Name one person better qualified to get to the bottom of what happened on Wall Street, prosecute the bad actors, and help design laws that prevent a recurrence. There is no one more ably suited for this critical task. Of course, the Obama administration isn't talking about a federal prosecutor but there seems little doubt we are in need of legal scrutiny regarding bonuses, buyouts, salaries, and, indeed, even a deconstruct of the derivatives market and how these contrived instruments were allowed to morph into the hairy monster that ate America.

I don't want to hear about Spitzer's moral lapse. I live in a country where my former President showed similar bad judgment, many members of congress conduct themselves poorly with regards to matters sexual, and the entire population has human failings. I don't condone Spitzer's behavior but I also don't believe a man with his education and experience needs to be permanently marginalized by a culture and an economy that needs his insight and skill. American society has made an accommodation that allows, rightly or wrongly, for a distinction between an individual's personal comportment and their professional performance. Washington and most of the corporate offices in this country would be empty structures if we had not made this compromise. We are human beings; we screw up and need redemption.
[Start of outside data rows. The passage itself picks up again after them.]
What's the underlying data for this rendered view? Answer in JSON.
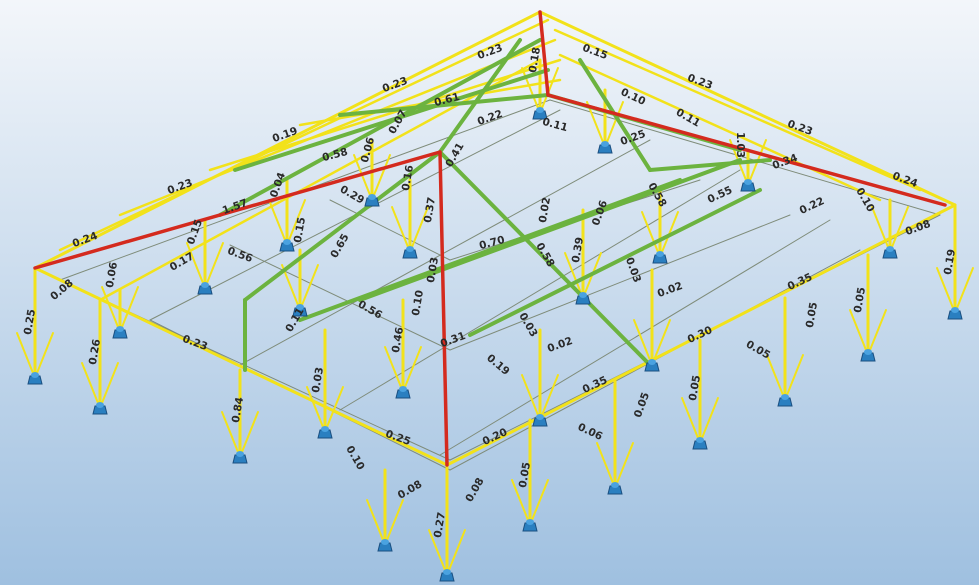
{
  "labels": [
    "0.23",
    "0.15",
    "0.18",
    "0.23",
    "0.23",
    "0.61",
    "0.10",
    "0.22",
    "0.11",
    "0.07",
    "0.19",
    "0.11",
    "0.23",
    "0.25",
    "0.06",
    "0.58",
    "1.03",
    "0.41",
    "0.34",
    "0.16",
    "0.04",
    "0.23",
    "0.24",
    "0.29",
    "0.58",
    "0.55",
    "1.57",
    "0.37",
    "0.10",
    "0.22",
    "0.02",
    "0.06",
    "0.15",
    "0.15",
    "0.08",
    "0.24",
    "0.65",
    "0.70",
    "0.56",
    "0.17",
    "0.39",
    "0.58",
    "0.19",
    "0.03",
    "0.06",
    "0.08",
    "0.03",
    "0.02",
    "0.35",
    "0.10",
    "0.56",
    "0.11",
    "0.05",
    "0.05",
    "0.25",
    "0.03",
    "0.30",
    "0.46",
    "0.31",
    "0.02",
    "0.26",
    "0.23",
    "0.05",
    "0.19",
    "0.03",
    "0.05",
    "0.35",
    "0.05",
    "0.84",
    "0.25",
    "0.06",
    "0.20",
    "0.10",
    "0.05",
    "0.08",
    "0.08",
    "0.27"
  ]
}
Let's give Spitzer another shot. Put him on this task of getting to the bottom of what went wrong on Wall Street and how our retirements did the amazing disappearing act. As an example of his tenacity and skill, consider what he did regarding mutual fund abuses way back in 2003 when we were all flush with excitement about our thrumming economy. Spitzer knew people were playing games and running scams to make things better than possible with natural market forces. Using arcane practices known as front running, late trading, and market timing, Bank One, Prudential Securities, Putnam, Janus, and Bank of America were providing benefits to some of their big investors using practices considered to be fraudulent and unfair by the SEC. The feds investigated in the wake of the work conducted by Spitzer's team and these fancy fiscal maneuvers were shut down. The heads of several significant mutual funds resigned in disgrace.

The man knows what to do and where to start looking. Why would we not put him on point to help taxpayers and the government better understand what has just transpired? Don't we need to know or are we afraid to learn that the pirates are still in control of the high seas?

Scott Fitzgerald was wrong about American lives. There are second acts. In fact, life in America is all about second acts. If ever there were a culture that offered redemption and renewal and loved a comeback, it is ours. We enjoy seeing people fall from high places but we seem to be pleased even more when they pick themselves up, mend, and get on with other challenges because we know, as Papa Hemingway wrote, they have become "stronger in their broken places."

Eliot Spitzer's broken place is healed. Let's put him back to work.